Thursday, November 06, 2008

The Giver

The Giver
By Lois Lowry (Author's Website)
Publisher: Dell Laurel-Leaf
Published: 1993
ISBN-13: 9780440237686
179 pages

First sentence: It was almost December, and Jonas was beginning to be frightened.


Living in a pain-free, orderly, almost-perfect society should make me happy but why is it giving me the creeps? That was exactly how I felt when I read The Giver by Lois Lowry. Jonas, the boy protagonist was born into that ideal society but never knowing who his biological parents were. Why? Because a man and a woman is well-matched to marry each other (not romantically linked but still learn to love nonetheless), and the same couple will be eligible to raise two children—not their own, but as allocated to them.

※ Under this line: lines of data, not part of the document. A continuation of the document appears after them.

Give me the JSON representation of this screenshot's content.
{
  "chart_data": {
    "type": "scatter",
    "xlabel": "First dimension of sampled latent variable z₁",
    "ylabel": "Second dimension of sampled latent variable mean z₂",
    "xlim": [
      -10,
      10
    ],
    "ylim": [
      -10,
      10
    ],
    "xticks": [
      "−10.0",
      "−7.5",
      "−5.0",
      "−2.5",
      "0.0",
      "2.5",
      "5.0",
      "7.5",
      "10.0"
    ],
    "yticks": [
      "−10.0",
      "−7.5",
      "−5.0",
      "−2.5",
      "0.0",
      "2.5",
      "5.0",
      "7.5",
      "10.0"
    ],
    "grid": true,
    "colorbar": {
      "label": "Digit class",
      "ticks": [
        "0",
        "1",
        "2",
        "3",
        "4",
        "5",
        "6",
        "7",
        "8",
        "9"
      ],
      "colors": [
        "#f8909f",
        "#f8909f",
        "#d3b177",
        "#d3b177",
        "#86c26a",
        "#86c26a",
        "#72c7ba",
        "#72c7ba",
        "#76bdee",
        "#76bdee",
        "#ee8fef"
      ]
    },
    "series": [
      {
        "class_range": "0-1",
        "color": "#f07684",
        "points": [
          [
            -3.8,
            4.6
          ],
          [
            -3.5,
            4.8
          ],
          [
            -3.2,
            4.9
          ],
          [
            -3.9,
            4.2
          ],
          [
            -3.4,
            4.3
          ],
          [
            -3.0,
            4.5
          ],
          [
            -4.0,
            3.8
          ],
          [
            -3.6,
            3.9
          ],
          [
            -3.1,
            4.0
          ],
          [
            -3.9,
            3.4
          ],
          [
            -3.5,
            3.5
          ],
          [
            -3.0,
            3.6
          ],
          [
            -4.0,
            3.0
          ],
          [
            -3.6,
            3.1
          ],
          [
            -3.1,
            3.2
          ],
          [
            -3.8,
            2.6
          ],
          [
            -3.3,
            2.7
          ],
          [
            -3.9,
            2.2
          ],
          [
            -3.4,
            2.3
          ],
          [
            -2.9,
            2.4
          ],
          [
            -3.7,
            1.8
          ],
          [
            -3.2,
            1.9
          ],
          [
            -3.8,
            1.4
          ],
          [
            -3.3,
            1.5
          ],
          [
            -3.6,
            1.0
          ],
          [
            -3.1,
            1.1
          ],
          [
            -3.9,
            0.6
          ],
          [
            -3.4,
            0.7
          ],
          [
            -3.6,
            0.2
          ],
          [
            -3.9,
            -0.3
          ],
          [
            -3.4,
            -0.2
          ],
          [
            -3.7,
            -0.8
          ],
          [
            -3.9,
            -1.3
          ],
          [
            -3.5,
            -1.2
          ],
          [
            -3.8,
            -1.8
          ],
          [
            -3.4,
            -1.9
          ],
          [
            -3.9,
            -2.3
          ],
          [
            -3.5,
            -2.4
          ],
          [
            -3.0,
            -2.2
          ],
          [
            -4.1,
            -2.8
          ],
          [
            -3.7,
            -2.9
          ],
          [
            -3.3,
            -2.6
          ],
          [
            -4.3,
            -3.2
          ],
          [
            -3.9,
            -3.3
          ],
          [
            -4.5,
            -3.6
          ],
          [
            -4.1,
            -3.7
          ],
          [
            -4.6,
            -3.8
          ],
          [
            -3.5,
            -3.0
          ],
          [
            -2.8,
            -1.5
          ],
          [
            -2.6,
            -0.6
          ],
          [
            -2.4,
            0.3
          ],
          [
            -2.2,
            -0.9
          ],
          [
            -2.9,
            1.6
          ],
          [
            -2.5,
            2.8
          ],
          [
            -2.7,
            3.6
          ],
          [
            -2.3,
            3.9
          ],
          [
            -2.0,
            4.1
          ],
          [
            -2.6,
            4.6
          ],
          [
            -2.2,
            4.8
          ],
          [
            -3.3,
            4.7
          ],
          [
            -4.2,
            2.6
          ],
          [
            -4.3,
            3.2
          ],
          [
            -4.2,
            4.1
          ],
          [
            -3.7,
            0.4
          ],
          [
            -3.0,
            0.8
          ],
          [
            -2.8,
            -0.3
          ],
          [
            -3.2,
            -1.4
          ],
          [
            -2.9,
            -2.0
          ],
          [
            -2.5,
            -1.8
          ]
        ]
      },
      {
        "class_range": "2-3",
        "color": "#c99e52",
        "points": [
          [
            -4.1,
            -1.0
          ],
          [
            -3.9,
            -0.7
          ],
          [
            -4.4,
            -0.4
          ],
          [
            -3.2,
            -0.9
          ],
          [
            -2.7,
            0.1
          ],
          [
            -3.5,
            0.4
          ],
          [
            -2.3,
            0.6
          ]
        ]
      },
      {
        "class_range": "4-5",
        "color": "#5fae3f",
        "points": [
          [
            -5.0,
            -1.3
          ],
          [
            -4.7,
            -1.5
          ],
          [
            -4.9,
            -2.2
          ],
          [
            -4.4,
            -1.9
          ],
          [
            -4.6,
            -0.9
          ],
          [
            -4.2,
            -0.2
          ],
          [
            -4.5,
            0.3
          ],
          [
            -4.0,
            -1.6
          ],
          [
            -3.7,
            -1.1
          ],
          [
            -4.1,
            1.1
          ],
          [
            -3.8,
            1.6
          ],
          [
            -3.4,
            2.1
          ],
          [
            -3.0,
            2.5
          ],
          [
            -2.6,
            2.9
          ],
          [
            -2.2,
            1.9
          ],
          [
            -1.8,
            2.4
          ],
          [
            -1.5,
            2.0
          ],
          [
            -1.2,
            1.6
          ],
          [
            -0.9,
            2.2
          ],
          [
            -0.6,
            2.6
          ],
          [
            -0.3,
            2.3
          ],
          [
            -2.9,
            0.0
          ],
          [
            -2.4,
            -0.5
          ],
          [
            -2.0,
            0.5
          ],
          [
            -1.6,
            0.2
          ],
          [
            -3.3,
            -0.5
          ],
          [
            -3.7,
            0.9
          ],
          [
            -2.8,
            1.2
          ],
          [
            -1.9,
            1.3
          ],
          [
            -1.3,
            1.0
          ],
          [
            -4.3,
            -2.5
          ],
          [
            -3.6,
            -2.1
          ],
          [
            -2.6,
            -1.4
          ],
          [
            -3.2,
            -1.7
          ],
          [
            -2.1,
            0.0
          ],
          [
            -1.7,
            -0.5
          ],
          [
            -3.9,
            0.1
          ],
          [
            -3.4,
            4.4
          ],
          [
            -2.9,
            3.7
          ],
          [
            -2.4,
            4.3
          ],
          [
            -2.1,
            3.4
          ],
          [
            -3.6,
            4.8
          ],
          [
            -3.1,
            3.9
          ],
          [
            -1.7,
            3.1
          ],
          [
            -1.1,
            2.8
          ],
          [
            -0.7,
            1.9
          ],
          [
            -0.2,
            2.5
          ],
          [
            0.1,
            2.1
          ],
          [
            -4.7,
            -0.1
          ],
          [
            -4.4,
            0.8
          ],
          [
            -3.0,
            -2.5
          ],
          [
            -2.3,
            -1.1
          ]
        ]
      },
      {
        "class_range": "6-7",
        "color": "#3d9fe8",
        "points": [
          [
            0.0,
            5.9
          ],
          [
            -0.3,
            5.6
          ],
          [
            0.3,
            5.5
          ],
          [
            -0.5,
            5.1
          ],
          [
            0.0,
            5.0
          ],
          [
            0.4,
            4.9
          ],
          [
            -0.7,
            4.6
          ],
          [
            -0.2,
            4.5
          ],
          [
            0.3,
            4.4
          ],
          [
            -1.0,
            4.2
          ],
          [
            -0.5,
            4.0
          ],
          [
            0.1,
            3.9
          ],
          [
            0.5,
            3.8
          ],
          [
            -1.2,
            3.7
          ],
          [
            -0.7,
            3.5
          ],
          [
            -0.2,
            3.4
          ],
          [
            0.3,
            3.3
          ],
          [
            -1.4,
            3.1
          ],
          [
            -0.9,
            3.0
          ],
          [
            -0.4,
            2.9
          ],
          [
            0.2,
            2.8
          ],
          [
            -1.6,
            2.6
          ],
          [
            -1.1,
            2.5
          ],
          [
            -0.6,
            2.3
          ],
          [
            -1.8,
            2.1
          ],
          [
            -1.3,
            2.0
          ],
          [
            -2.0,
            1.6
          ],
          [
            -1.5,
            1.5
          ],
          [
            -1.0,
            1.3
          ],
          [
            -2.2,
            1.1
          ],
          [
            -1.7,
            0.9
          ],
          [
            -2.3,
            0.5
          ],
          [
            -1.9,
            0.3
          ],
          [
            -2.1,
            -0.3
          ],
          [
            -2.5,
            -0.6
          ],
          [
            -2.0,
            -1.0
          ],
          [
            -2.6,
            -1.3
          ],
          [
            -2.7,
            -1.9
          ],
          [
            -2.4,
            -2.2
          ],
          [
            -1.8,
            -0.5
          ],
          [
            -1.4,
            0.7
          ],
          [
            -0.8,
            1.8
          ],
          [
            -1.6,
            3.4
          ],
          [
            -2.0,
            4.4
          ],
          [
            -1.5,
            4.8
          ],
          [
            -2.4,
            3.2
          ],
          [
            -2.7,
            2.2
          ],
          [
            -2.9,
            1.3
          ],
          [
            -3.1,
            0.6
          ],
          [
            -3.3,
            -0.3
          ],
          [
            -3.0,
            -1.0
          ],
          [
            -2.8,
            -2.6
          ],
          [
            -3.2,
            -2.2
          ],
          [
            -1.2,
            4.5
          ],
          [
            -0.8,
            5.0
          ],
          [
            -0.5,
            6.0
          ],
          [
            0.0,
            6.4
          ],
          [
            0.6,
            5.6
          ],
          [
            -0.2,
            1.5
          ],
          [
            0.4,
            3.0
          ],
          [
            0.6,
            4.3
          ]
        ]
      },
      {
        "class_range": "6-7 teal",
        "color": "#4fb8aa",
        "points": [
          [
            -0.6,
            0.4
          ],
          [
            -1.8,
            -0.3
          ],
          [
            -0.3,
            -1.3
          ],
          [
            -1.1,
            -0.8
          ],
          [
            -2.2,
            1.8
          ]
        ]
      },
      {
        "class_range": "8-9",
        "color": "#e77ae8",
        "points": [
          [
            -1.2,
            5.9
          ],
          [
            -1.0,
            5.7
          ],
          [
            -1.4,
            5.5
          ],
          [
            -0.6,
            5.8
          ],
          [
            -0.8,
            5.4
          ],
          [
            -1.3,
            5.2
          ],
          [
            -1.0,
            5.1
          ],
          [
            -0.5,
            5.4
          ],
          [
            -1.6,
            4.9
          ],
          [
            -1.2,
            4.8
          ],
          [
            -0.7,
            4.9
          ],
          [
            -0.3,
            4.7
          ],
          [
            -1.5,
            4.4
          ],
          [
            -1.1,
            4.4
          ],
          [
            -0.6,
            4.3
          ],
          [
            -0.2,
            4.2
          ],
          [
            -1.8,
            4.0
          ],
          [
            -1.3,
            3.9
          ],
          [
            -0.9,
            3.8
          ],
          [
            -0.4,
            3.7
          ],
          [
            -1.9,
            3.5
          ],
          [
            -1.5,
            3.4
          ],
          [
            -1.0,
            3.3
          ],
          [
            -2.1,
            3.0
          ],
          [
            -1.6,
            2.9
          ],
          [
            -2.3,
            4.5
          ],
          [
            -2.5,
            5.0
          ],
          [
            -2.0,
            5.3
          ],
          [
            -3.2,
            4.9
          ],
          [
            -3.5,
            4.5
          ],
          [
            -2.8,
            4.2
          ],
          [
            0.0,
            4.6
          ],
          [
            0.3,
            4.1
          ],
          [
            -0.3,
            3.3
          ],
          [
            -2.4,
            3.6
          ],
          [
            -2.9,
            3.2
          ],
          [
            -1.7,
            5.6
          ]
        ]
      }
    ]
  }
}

Upon reaching adolescence, these children will be given a specific drug to curb sexual impulses. Elderly folks are being ‘released’ and so are babies who show no promise of good growth. They will also be receiving their vocation assignment by the age of twelve—and that means for Jonas too. These children are observed by the community Elders and their talents are carefully recorded so that they will not get themselves into the wrong choice of career. There are jobs to make babies, jobs to teach, provide recreation, etc. Everything is programmed and planned to the tee.

Jonas is assigned the job as a Receiver. Like any good citizens there, he is compliant and obedient. His job is a special and prestigious one too. No one is allowed to ask question, but he can. He has all the privileges that others do not have. As he begins his training with the very old Giver, his life starts to change. He receives transmission of happy thoughts and memories from the Giver. As he progresses, he begins to be weighed down by the painful memories as well. He starts to ask questions and ‘see’ that his world is not a normal one. There is no joy even though everybody appears ‘happy’. After knowing and experiencing the truth through the memories passed on to him, does he remain indifferent and ‘not rock the boat’? Or, does he do something about it even if it means losing his life?

The Giver is a children’s novel but is also a banned one. It is thought-provoking as it makes us think about the world we live in. I hope my world and yours will not become like Jonas’. I would not say it is an enjoyable read (with all the controversial issues thrown in), but it is certainly a worthwhile one. I would recommend you read this.